The authors of the study conducted a systematic review and meta-analysis of 196 studies, covering over 30 million participants. They explored the association between physical activity levels and risk of death, as well as the risk of specific conditions like heart disease, stroke, leukemia and colon cancer.
The study found that if everyone managed at least 75 minutes of moderate-intensity physical activity per week, around 10% of early deaths could be prevented, as well as 3% of all cancer cases and 5% of cardiovascular disease.

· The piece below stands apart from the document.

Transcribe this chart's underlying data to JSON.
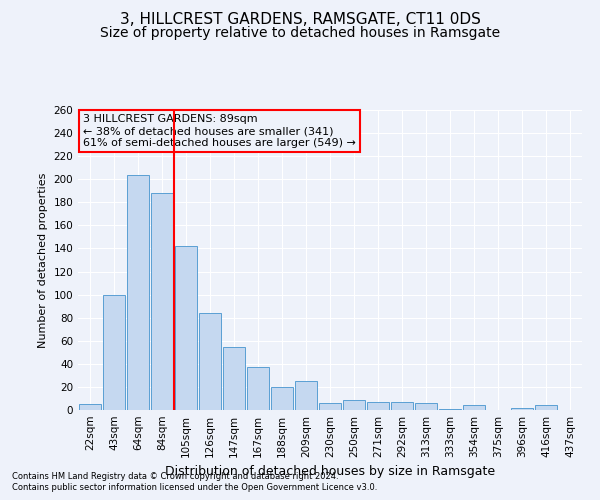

Dr Soren Brage, corresponding author of the study, said: “If you are someone who finds the idea of 150 minutes of moderate-intensity physical activity a week a bit daunting, then our findings should be good news. Doing some physical activity is better than doing none. This is also a good starting position – if you find that 75 minutes a week is manageable, then you could try stepping it up gradually to the full recommended amount.”
The study also found that increasing physical activity by 20 minutes a day was associated with reductions in hospitalization for nine conditions, ranging from 3.8 percent for colon polyps to 23 percent for diabetes.
According to Professor James Woodcock of the MRC Epidemiology Unit, even a brief 10-minute period of physical activity like walking or cycling may be beneficial to heart health and the prevention of cancer. He noted that raising your heart rate is particularly advantageous.
In addition, a separate study from Queen’s University Belfast suggests that an afternoon workout may be more effective for burning fat. Mice that exercised in the late morning experienced twice as much fat breakdown compared to those that exercised in the late evening.
Therefore, physical activity at whatever time of day fits your lifestyle is recommended. Exercise doesn’t have to involve sports or running – it can be as simple as replacing some habits, like opting to walk or cycle to work instead of driving. Incorporating enjoyable activities into your regular routine is a wonderful way to increase your physical activity.